Fact and Fiction Come with Financial Slant

A fresh example of how shells of falsehood hide the pith of facts struck me the other day. One of my relatives complains her well-to-do son does not care for her, threatening she would move to an old age home. One day, the son took her to a “pricey” ophthalmologist, who prescribed for her a costly pair of specs.

Talented from birth in meticulous accounting which education and practice had strengthened, she calculated the auto fare (they went in his car!) and the cost of her “head lamp” (in reckoning which she relied on what she was prepared to cough up, instead of the tidy sum the son was separated from), and back home, she thrust into his hands—ignoring his protests—`2975.50.
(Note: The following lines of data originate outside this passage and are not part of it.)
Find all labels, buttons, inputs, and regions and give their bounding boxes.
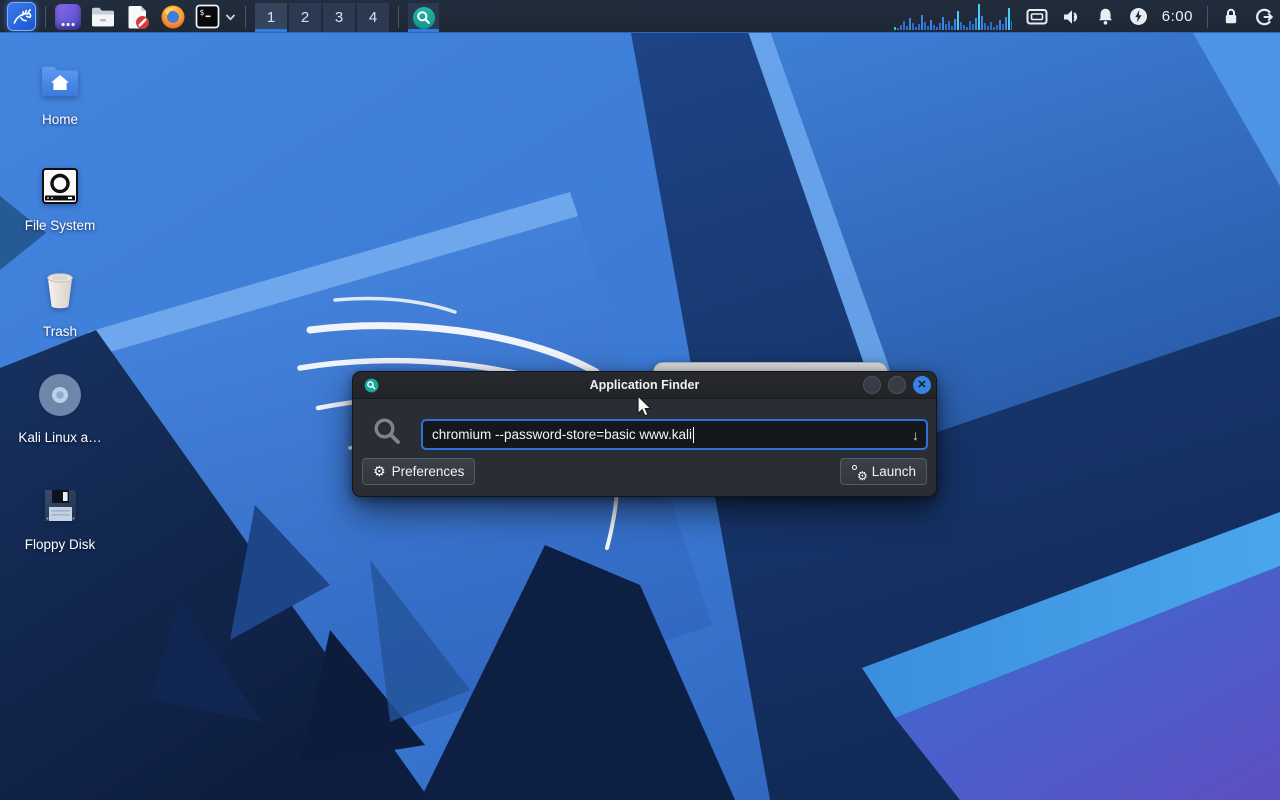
preferences-button[interactable]: ⚙ Preferences — [362, 458, 475, 485]
workspace-1[interactable]: 1 — [255, 3, 287, 32]
launcher-app-window[interactable] — [55, 0, 81, 33]
power-manager-icon[interactable] — [1129, 7, 1148, 26]
kali-dragon-icon — [11, 6, 33, 28]
home-folder-icon — [40, 55, 80, 99]
search-input-value: chromium --password-store=basic www.kali — [432, 427, 692, 442]
floppy-disk-icon — [42, 480, 79, 524]
launcher-firefox[interactable] — [160, 0, 186, 33]
app-finder-icon — [412, 6, 436, 30]
launcher-file-manager[interactable] — [90, 0, 116, 33]
desktop-screen: $ 1 2 3 4 — [0, 0, 1280, 800]
desktop-icon-trash[interactable]: Trash — [8, 267, 112, 339]
svg-text:$: $ — [200, 8, 205, 17]
optical-disc-icon — [38, 373, 82, 417]
application-finder-window: Application Finder ✕ chromium --password… — [352, 371, 937, 497]
workspace-3[interactable]: 3 — [323, 3, 355, 32]
search-icon — [372, 416, 403, 452]
maximize-button[interactable] — [888, 376, 906, 394]
gear-icon: ⚙ — [373, 465, 386, 479]
app-finder-window-icon — [364, 378, 379, 393]
panel-separator — [245, 6, 246, 28]
lock-icon[interactable] — [1222, 7, 1240, 26]
drive-icon — [41, 161, 79, 205]
minimize-button[interactable] — [863, 376, 881, 394]
launch-button[interactable]: ⚙ Launch — [840, 458, 927, 485]
workspace-2[interactable]: 2 — [289, 3, 321, 32]
window-title: Application Finder — [353, 378, 936, 392]
history-dropdown-arrow[interactable]: ↓ — [912, 427, 919, 443]
clock[interactable]: 6:00 — [1162, 8, 1193, 25]
text-editor-icon — [125, 4, 151, 30]
taskbar-application-finder[interactable] — [408, 3, 439, 32]
launch-button-label: Launch — [872, 464, 916, 479]
top-panel: $ 1 2 3 4 — [0, 0, 1280, 33]
kali-menu-button[interactable] — [7, 2, 36, 31]
desktop-icon-kali-cd[interactable]: Kali Linux a… — [8, 373, 112, 445]
firefox-icon — [160, 4, 186, 30]
desktop-icon-label: Kali Linux a… — [18, 430, 101, 445]
cpu-graph[interactable] — [894, 3, 1012, 30]
volume-icon[interactable] — [1062, 8, 1082, 26]
folder-icon — [90, 5, 116, 29]
trash-icon — [43, 267, 77, 311]
panel-separator — [1207, 6, 1208, 28]
workspace-4[interactable]: 4 — [357, 3, 389, 32]
desktop-icon-home[interactable]: Home — [8, 55, 112, 127]
text-caret — [693, 427, 694, 443]
desktop-icon-label: Trash — [43, 324, 77, 339]
panel-separator — [45, 6, 46, 28]
search-input[interactable]: chromium --password-store=basic www.kali… — [421, 419, 928, 450]
terminal-icon: $ — [195, 4, 220, 29]
terminal-dropdown-arrow[interactable] — [225, 0, 236, 33]
launcher-terminal[interactable]: $ — [195, 0, 220, 33]
launcher-text-editor[interactable] — [125, 0, 151, 33]
launch-icon: ⚙ — [851, 465, 866, 479]
preferences-button-label: Preferences — [392, 464, 465, 479]
titlebar[interactable]: Application Finder ✕ — [353, 372, 936, 399]
desktop-icon-label: Home — [42, 112, 78, 127]
workspace-switcher: 1 2 3 4 — [255, 0, 389, 33]
desktop-icon-floppy[interactable]: Floppy Disk — [8, 480, 112, 552]
notifications-bell-icon[interactable] — [1096, 7, 1115, 26]
app-window-icon — [55, 4, 81, 30]
panel-separator — [398, 6, 399, 28]
desktop-icon-file-system[interactable]: File System — [8, 161, 112, 233]
close-button[interactable]: ✕ — [913, 376, 931, 394]
desktop-icon-label: Floppy Disk — [25, 537, 96, 552]
logout-icon[interactable] — [1254, 7, 1274, 27]
display-icon[interactable] — [1026, 8, 1048, 26]
chevron-down-icon — [225, 12, 236, 22]
desktop-icon-label: File System — [25, 218, 96, 233]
That evening, she bragged to her friends she had met the entire cost of her vision correction, which is a fact but one that also spun a web of falsehood around it—an innuendo that the boy, a hardened animal bereft of tender feelings, had no qualms in extracting his pound of flesh.

The son knew his refusal to accept the money would take matters to dangerous zones by way of the mother’s insinuations and abuse lasting for hours, corroding his composure, making it safer for him to err on the side of caution.

No wonder, a court of law insists on truth, the whole truth and nothing but truth. Drowning of surrounding, supervening and antecedent facts and parading select truths can project untruth.

Law would say that express mention of one thing is an exclusion of the other and that presumptions are bats flitting in the twilight and disappearing in the sunshine of facts, implying one’s right, if at all, to extract the unstated from the stated is limited. The mother’s claim she paid the money is no evidence of the son’s meanness. R W Emerson said: “What you are stands over you the while and thunders so that I cannot hear what you say to the contrary.”

In a different context, Lord Chesterfield is said to have remarked: “Knowledge may give weight, but accomplishments give lustre, and many more people see than weigh.”

And this general flaw in the scheme of things enables many to fool some people for some time, though not all people all the time, and this gives the adherents of sophistry temporary victory.

Quite a few believe human beings lend themselves to monetary evaluation and costing, ultimately reducible to a figure. Of course, not quite surprising since today everything comes with a price tag, wiping out sentiments.

To cite the most sordid hypothetical example: While looking at the dead body of, say, a 15-year-old son, the first reaction would be one of awful grief over the fact that `285760 has gone down the drain as money spent on his food, clothing, books and medicines! It is of such people that Machiavelli said: “Man more readily forgets the death of his father than the loss of patrimony.”

Isha Upanishad says, “hiranmayena patrena satyasyapihitam mukham” (Truth lies hidden by a gold vessel).